On an appropriately gloomy day, myself, the birds, and cemetery workers wandered the artistic wonder that is the Cemitério da Consolação. There’s a sign at the entrance that warns people away because of the possibility of contracting dengue fever. However, it’s too cold for mosquitoes so I continue without worry.
Speaking of disease, in the 1800s coffee barons became a newly formed bourgeoisie in Sao Paulo. It was during this time that the city grew exponentially and found itself in need of a local cemetery.
It was a common and preferred practice to bury dead in the consecrated ground in and around churches instead of in a local cemetery. However, as the number of deceased grew, so did the resulting byproduct of human decomposition. This accelerated the spread of disease and the Cemitério da Consolação was created in 1858 in an attempt to curb this.
The Cemitério da Consolação is considered one of the most beautifully artistic of graveyards in Brazil — and is a popular destination for art walks.
It seems that if the bourgeoisie were no longer able to bury their dead in churches, then they would do so in the cemetery with great gusto and artistic class. As the need to one-up each other in death grew, famous artists like Rodolfo Bernardelli, Victor Brecheret, Bruno Giorgi and Antonio Celso de Menezes were hired to create elaborate brass and marble monuments.
It’s easy to see how certain graveyards could incite imagination and give people what they need to create stories of vampires and creatures that roam after dark.

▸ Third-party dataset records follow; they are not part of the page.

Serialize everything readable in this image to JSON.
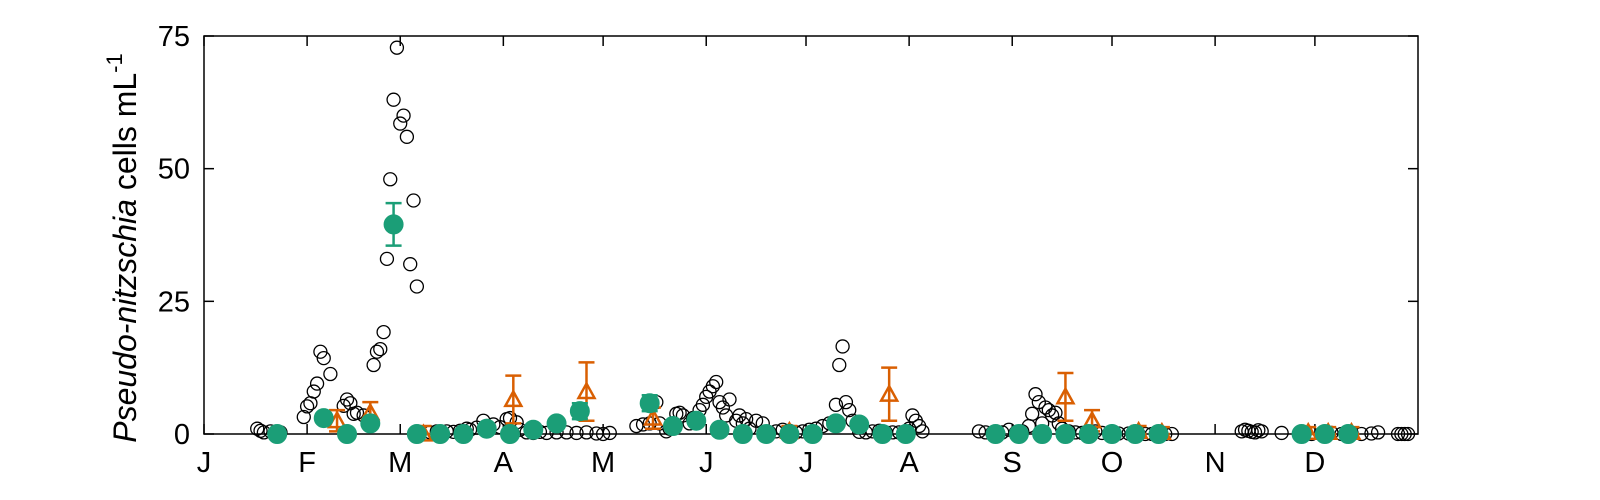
{
  "chart_data": {
    "type": "scatter",
    "title": "",
    "xlabel": "",
    "ylabel": {
      "italic": "Pseudo-nitzschia",
      "rest": " cells mL",
      "sup": "-1"
    },
    "x_unit": "day of year",
    "xlim": [
      0,
      365
    ],
    "ylim": [
      0,
      75
    ],
    "yticks": [
      0,
      25,
      50,
      75
    ],
    "xtick_labels": [
      {
        "label": "J",
        "x": 0
      },
      {
        "label": "F",
        "x": 31
      },
      {
        "label": "M",
        "x": 59
      },
      {
        "label": "A",
        "x": 90
      },
      {
        "label": "M",
        "x": 120
      },
      {
        "label": "J",
        "x": 151
      },
      {
        "label": "J",
        "x": 181
      },
      {
        "label": "A",
        "x": 212
      },
      {
        "label": "S",
        "x": 243
      },
      {
        "label": "O",
        "x": 273
      },
      {
        "label": "N",
        "x": 304
      },
      {
        "label": "D",
        "x": 334
      }
    ],
    "grid": false,
    "legend": "none",
    "colors": {
      "open": "#000000",
      "orange": "#d95f02",
      "green": "#1b9e77"
    },
    "series": [
      {
        "marker": "open-circle",
        "points": [
          [
            16,
            1.0
          ],
          [
            17,
            0.6
          ],
          [
            18,
            0.3
          ],
          [
            20,
            0.5
          ],
          [
            22,
            0.4
          ],
          [
            23,
            0.3
          ],
          [
            30,
            3.2
          ],
          [
            31,
            5.2
          ],
          [
            32,
            5.8
          ],
          [
            33,
            8.0
          ],
          [
            34,
            9.5
          ],
          [
            35,
            15.5
          ],
          [
            36,
            14.3
          ],
          [
            38,
            11.3
          ],
          [
            42,
            5.3
          ],
          [
            43,
            6.5
          ],
          [
            44,
            5.8
          ],
          [
            45,
            3.8
          ],
          [
            46,
            4.0
          ],
          [
            48,
            3.5
          ],
          [
            51,
            13.0
          ],
          [
            52,
            15.5
          ],
          [
            53,
            16.0
          ],
          [
            54,
            19.2
          ],
          [
            55,
            33.0
          ],
          [
            56,
            48.0
          ],
          [
            57,
            63.0
          ],
          [
            58,
            72.8
          ],
          [
            59,
            58.5
          ],
          [
            60,
            60.0
          ],
          [
            61,
            56.0
          ],
          [
            62,
            32.0
          ],
          [
            63,
            44.0
          ],
          [
            64,
            27.8
          ],
          [
            68,
            0.3
          ],
          [
            70,
            0.5
          ],
          [
            73,
            0.5
          ],
          [
            75,
            0.4
          ],
          [
            77,
            0.6
          ],
          [
            79,
            1.0
          ],
          [
            80,
            0.8
          ],
          [
            82,
            1.2
          ],
          [
            84,
            2.5
          ],
          [
            85,
            1.5
          ],
          [
            87,
            1.8
          ],
          [
            89,
            1.3
          ],
          [
            91,
            2.8
          ],
          [
            92,
            3.0
          ],
          [
            94,
            2.2
          ],
          [
            95,
            0.8
          ],
          [
            97,
            0.3
          ],
          [
            99,
            0.2
          ],
          [
            101,
            0.4
          ],
          [
            103,
            0.2
          ],
          [
            106,
            0.3
          ],
          [
            109,
            0.3
          ],
          [
            112,
            0.2
          ],
          [
            115,
            0.3
          ],
          [
            118,
            0.1
          ],
          [
            120,
            0.0
          ],
          [
            122,
            0.2
          ],
          [
            130,
            1.5
          ],
          [
            132,
            1.8
          ],
          [
            134,
            2.0
          ],
          [
            136,
            6.0
          ],
          [
            137,
            2.0
          ],
          [
            139,
            0.5
          ],
          [
            140,
            1.0
          ],
          [
            142,
            3.8
          ],
          [
            143,
            4.0
          ],
          [
            144,
            3.5
          ],
          [
            146,
            2.0
          ],
          [
            147,
            3.0
          ],
          [
            149,
            4.5
          ],
          [
            150,
            5.5
          ],
          [
            151,
            7.0
          ],
          [
            152,
            8.0
          ],
          [
            153,
            9.0
          ],
          [
            154,
            9.8
          ],
          [
            155,
            6.0
          ],
          [
            156,
            5.0
          ],
          [
            157,
            3.5
          ],
          [
            158,
            6.5
          ],
          [
            160,
            2.5
          ],
          [
            161,
            3.5
          ],
          [
            162,
            2.0
          ],
          [
            163,
            2.8
          ],
          [
            164,
            1.0
          ],
          [
            166,
            2.5
          ],
          [
            168,
            2.0
          ],
          [
            170,
            0.3
          ],
          [
            172,
            0.5
          ],
          [
            174,
            0.8
          ],
          [
            176,
            0.6
          ],
          [
            178,
            0.3
          ],
          [
            180,
            0.5
          ],
          [
            182,
            0.8
          ],
          [
            184,
            1.0
          ],
          [
            186,
            1.5
          ],
          [
            188,
            2.0
          ],
          [
            190,
            5.5
          ],
          [
            191,
            13.0
          ],
          [
            192,
            16.5
          ],
          [
            193,
            6.0
          ],
          [
            194,
            4.5
          ],
          [
            195,
            2.5
          ],
          [
            197,
            0.4
          ],
          [
            199,
            0.3
          ],
          [
            201,
            0.5
          ],
          [
            203,
            0.6
          ],
          [
            205,
            0.3
          ],
          [
            207,
            0.3
          ],
          [
            209,
            0.3
          ],
          [
            212,
            1.0
          ],
          [
            213,
            3.5
          ],
          [
            214,
            2.5
          ],
          [
            215,
            1.5
          ],
          [
            216,
            0.5
          ],
          [
            233,
            0.5
          ],
          [
            235,
            0.3
          ],
          [
            237,
            0.2
          ],
          [
            240,
            0.3
          ],
          [
            242,
            0.8
          ],
          [
            244,
            0.2
          ],
          [
            246,
            0.5
          ],
          [
            248,
            1.5
          ],
          [
            249,
            3.8
          ],
          [
            250,
            7.5
          ],
          [
            251,
            6.0
          ],
          [
            252,
            2.0
          ],
          [
            253,
            5.0
          ],
          [
            254,
            4.5
          ],
          [
            255,
            3.5
          ],
          [
            256,
            4.0
          ],
          [
            257,
            2.0
          ],
          [
            258,
            1.0
          ],
          [
            260,
            0.5
          ],
          [
            262,
            0.3
          ],
          [
            264,
            0.2
          ],
          [
            266,
            0.3
          ],
          [
            268,
            0.5
          ],
          [
            270,
            0.2
          ],
          [
            273,
            0.2
          ],
          [
            275,
            0.1
          ],
          [
            278,
            0.1
          ],
          [
            281,
            0.0
          ],
          [
            283,
            0.0
          ],
          [
            285,
            0.0
          ],
          [
            287,
            0.0
          ],
          [
            289,
            0.0
          ],
          [
            291,
            0.0
          ],
          [
            312,
            0.5
          ],
          [
            313,
            0.8
          ],
          [
            314,
            0.6
          ],
          [
            315,
            0.4
          ],
          [
            316,
            0.3
          ],
          [
            317,
            0.7
          ],
          [
            318,
            0.5
          ],
          [
            324,
            0.2
          ],
          [
            331,
            0.2
          ],
          [
            333,
            0.0
          ],
          [
            336,
            0.1
          ],
          [
            339,
            0.2
          ],
          [
            342,
            0.0
          ],
          [
            345,
            0.2
          ],
          [
            348,
            0.0
          ],
          [
            351,
            0.1
          ],
          [
            353,
            0.3
          ],
          [
            359,
            0.0
          ],
          [
            360,
            0.0
          ],
          [
            361,
            0.0
          ],
          [
            362,
            0.0
          ]
        ]
      },
      {
        "marker": "open-triangle-errorbar",
        "points": [
          {
            "x": 40,
            "y": 2.5,
            "err": 2.0
          },
          {
            "x": 50,
            "y": 4.0,
            "err": 2.0
          },
          {
            "x": 66,
            "y": 0.0,
            "err": 1.5
          },
          {
            "x": 93,
            "y": 6.5,
            "err": 4.5
          },
          {
            "x": 115,
            "y": 8.0,
            "err": 5.5
          },
          {
            "x": 135,
            "y": 3.0,
            "err": 2.0
          },
          {
            "x": 176,
            "y": 0.5,
            "err": 1.0
          },
          {
            "x": 206,
            "y": 7.5,
            "err": 5.0
          },
          {
            "x": 259,
            "y": 7.0,
            "err": 4.5
          },
          {
            "x": 267,
            "y": 2.5,
            "err": 2.0
          },
          {
            "x": 281,
            "y": 0.5,
            "err": 1.0
          },
          {
            "x": 288,
            "y": 0.3,
            "err": 1.0
          },
          {
            "x": 332,
            "y": 0.3,
            "err": 1.0
          },
          {
            "x": 338,
            "y": 0.3,
            "err": 1.0
          },
          {
            "x": 345,
            "y": 0.3,
            "err": 1.0
          }
        ]
      },
      {
        "marker": "filled-circle-errorbar",
        "points": [
          {
            "x": 22,
            "y": 0.0,
            "err": 0
          },
          {
            "x": 36,
            "y": 3.0,
            "err": 0
          },
          {
            "x": 43,
            "y": 0.0,
            "err": 0
          },
          {
            "x": 50,
            "y": 2.0,
            "err": 0
          },
          {
            "x": 57,
            "y": 39.5,
            "err": 4.0
          },
          {
            "x": 64,
            "y": 0.0,
            "err": 0
          },
          {
            "x": 71,
            "y": 0.0,
            "err": 0
          },
          {
            "x": 78,
            "y": 0.0,
            "err": 0
          },
          {
            "x": 85,
            "y": 1.0,
            "err": 0
          },
          {
            "x": 92,
            "y": 0.0,
            "err": 0
          },
          {
            "x": 99,
            "y": 0.8,
            "err": 0
          },
          {
            "x": 106,
            "y": 2.0,
            "err": 0
          },
          {
            "x": 113,
            "y": 4.3,
            "err": 1.5
          },
          {
            "x": 134,
            "y": 5.8,
            "err": 1.5
          },
          {
            "x": 141,
            "y": 1.5,
            "err": 0
          },
          {
            "x": 148,
            "y": 2.5,
            "err": 0
          },
          {
            "x": 155,
            "y": 0.8,
            "err": 0
          },
          {
            "x": 162,
            "y": 0.0,
            "err": 0
          },
          {
            "x": 169,
            "y": 0.0,
            "err": 0
          },
          {
            "x": 176,
            "y": 0.0,
            "err": 0
          },
          {
            "x": 183,
            "y": 0.0,
            "err": 0
          },
          {
            "x": 190,
            "y": 2.0,
            "err": 0
          },
          {
            "x": 197,
            "y": 1.8,
            "err": 0
          },
          {
            "x": 204,
            "y": 0.0,
            "err": 0
          },
          {
            "x": 211,
            "y": 0.0,
            "err": 0
          },
          {
            "x": 238,
            "y": 0.0,
            "err": 0
          },
          {
            "x": 245,
            "y": 0.0,
            "err": 0
          },
          {
            "x": 252,
            "y": 0.0,
            "err": 0
          },
          {
            "x": 259,
            "y": 0.0,
            "err": 0
          },
          {
            "x": 266,
            "y": 0.0,
            "err": 0
          },
          {
            "x": 273,
            "y": 0.0,
            "err": 0
          },
          {
            "x": 280,
            "y": 0.0,
            "err": 0
          },
          {
            "x": 287,
            "y": 0.0,
            "err": 0
          },
          {
            "x": 330,
            "y": 0.0,
            "err": 0
          },
          {
            "x": 337,
            "y": 0.0,
            "err": 0
          },
          {
            "x": 344,
            "y": 0.0,
            "err": 0
          }
        ]
      }
    ]
  }
}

On the surface of Cemitério da Consolação are beautiful, artistic monuments to families; however, under these monuments are (in some cases) many levels of ancestral remains. As I wandered I found open underground catacombs and surface tombs were exposed for all to see. There were also times where I was reluctant to Blink.
When La Niña saw the grave below, she said, “Oh no, someone broke out!”